É esta atitude de fundo que vale a pena guardar. Uma entrega generosa, sem olhar a louros, recompensas, gratidões. Só porque sim.

– Anda, levo-te lá baixo. – disse o motoqueiro que me via a descer o Bairro da Madre de Deus, em S. Tomé e Príncipe.

– Agradeço muito, mas tenho indicações para não andar de mota. – disse enquanto passava pelo motoqueiro parado à minha espera, e lhe dava uma palmadinha nas costas.

– Como? Tens que vir. Pagaram p’ra ti. – retorquiu o motoqueiro meio surpreso.

– Obrigado na mesma, mas não posso mesmo andar de mota. – respondi sem ter ouvido muito bem, tendo entretanto parado.

– Mas pagaram p’ra ti. O que é que eu faço?

– A sério?! Quem? – apercebi-me que não tinha sido apenas generosidade do motoqueiro, o que era perfeitamente plausível já que não era a primeira vez que me acontecia.

– Um homem ali atrás. – olhei, mas como tenho óculos e não sou muito bom nessas coisas, não consegui perceber quem poderia ter sido, apesar de não estar muita gente no campo de visão que o motoqueiro me tinha indicado.

– Olha, não sei. Quer dizer, agora vais devolver o dinheiro à pessoa, e diz-lhe que eu agradeço muito, mas que não posso mesmo andar de mota.

Meio baralhado, o motoqueiro lá deu meia volta e seguiu. Eu também segui rua abaixo até que um carro acedesse ao meu (a)braço esticado e me levasse até à praça.

O diálogo pode não ter sido exactamente este, mas foi parecido.

Quem já esteve em São Tomé, saberá que o meio de transporte público por excelência na cidade é o motoqueiro. Também há táxis e hiaces que esperam por ficar a transbordar para arrancar. Dependendo da distância, o risco de se demorar mais tempo à espera do que indo a pé – e quem sabe apanhar boleia – é grande. Na cidade preferia andar a pé face à impossibilidade de andar de mota. Ia com mais tempo, vivia mais a rua, e por vezes até já encontrava caras conhecidas com quem ganhava dois dedos de conversa.

Na cidade os LD não têm carro, e na realidade, para a missão que levamos, não é essencial.
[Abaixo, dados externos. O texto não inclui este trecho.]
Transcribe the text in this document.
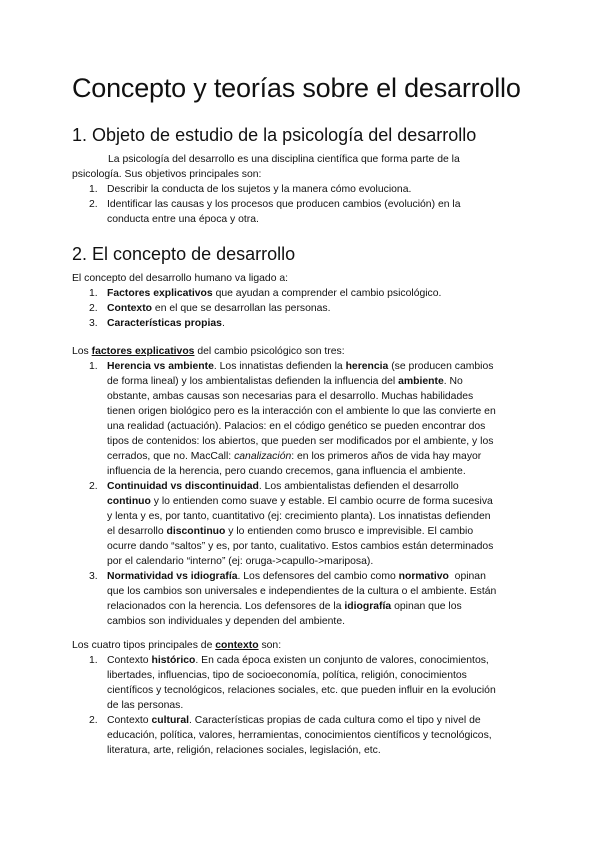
Concepto y teorías sobre el desarrollo
1. Objeto de estudio de la psicología del desarrollo

La psicología del desarrollo es una disciplina científica que forma parte de la

psicología. Sus objetivos principales son:

1. Describir la conducta de los sujetos y la manera cómo evoluciona.
2. Identificar las causas y los procesos que producen cambios (evolución) en la
conducta entre una época y otra.
2. El concepto de desarrollo

El concepto del desarrollo humano va ligado a:

1. Factores explicativos que ayudan a comprender el cambio psicológico.
2. Contexto en el que se desarrollan las personas.
3. Características propias.

Los factores explicativos del cambio psicológico son tres:

1. Herencia vs ambiente. Los innatistas defienden la herencia (se producen cambios
de forma lineal) y los ambientalistas defienden la influencia del ambiente. No
obstante, ambas causas son necesarias para el desarrollo. Muchas habilidades
tienen origen biológico pero es la interacción con el ambiente lo que las convierte en
una realidad (actuación). Palacios: en el código genético se pueden encontrar dos
tipos de contenidos: los abiertos, que pueden ser modificados por el ambiente, y los
cerrados, que no. MacCall: canalización: en los primeros años de vida hay mayor
influencia de la herencia, pero cuando crecemos, gana influencia el ambiente.
2. Continuidad vs discontinuidad. Los ambientalistas defienden el desarrollo
continuo y lo entienden como suave y estable. El cambio ocurre de forma sucesiva
y lenta y es, por tanto, cuantitativo (ej: crecimiento planta). Los innatistas defienden
el desarrollo discontinuo y lo entienden como brusco e imprevisible. El cambio
ocurre dando “saltos” y es, por tanto, cualitativo. Estos cambios están determinados
por el calendario “interno” (ej: oruga->capullo->mariposa).
3. Normatividad vs idiografía. Los defensores del cambio como normativo  opinan
que los cambios son universales e independientes de la cultura o el ambiente. Están
relacionados con la herencia. Los defensores de la idiografía opinan que los
cambios son individuales y dependen del ambiente.

Los cuatro tipos principales de contexto son:

1. Contexto histórico. En cada época existen un conjunto de valores, conocimientos,
libertades, influencias, tipo de socioeconomía, política, religión, conocimientos
científicos y tecnológicos, relaciones sociales, etc. que pueden influir en la evolución
de las personas.
2. Contexto cultural. Características propias de cada cultura como el tipo y nivel de
educación, política, valores, herramientas, conocimientos científicos y tecnológicos,
literatura, arte, religión, relaciones sociales, legislación, etc.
Pode até afastar-nos dos encontros à beira-estrada, pois a esmagadora maioria das pessoas também não se desloca de carro.

Num país como São Tomé, pagar 10 ou 15 dobras a um motoqueiro para levar um transeunte como eu, sem me conhecer e nunca ter falado comigo – e nem o pretender fazer… Eu, digo, provavelmente nunca teria (terei) esta generosidade…  contra mim falo.

É esta atitude de fundo que vale a pena guardar. Uma entrega generosa, sem olhar a louros, recompensas, gratidões. Só porque sim.

São Tomé não é só poderoso¹, é também generoso.

Diogo Pimentel
S. Tomé e Príncipe, 2019-2020

¹ Trocadilho com a festa de São Tomé Poderoso, celebrada a 21 de Dezembro, evocando o dia em que a ilha terá sido descoberta.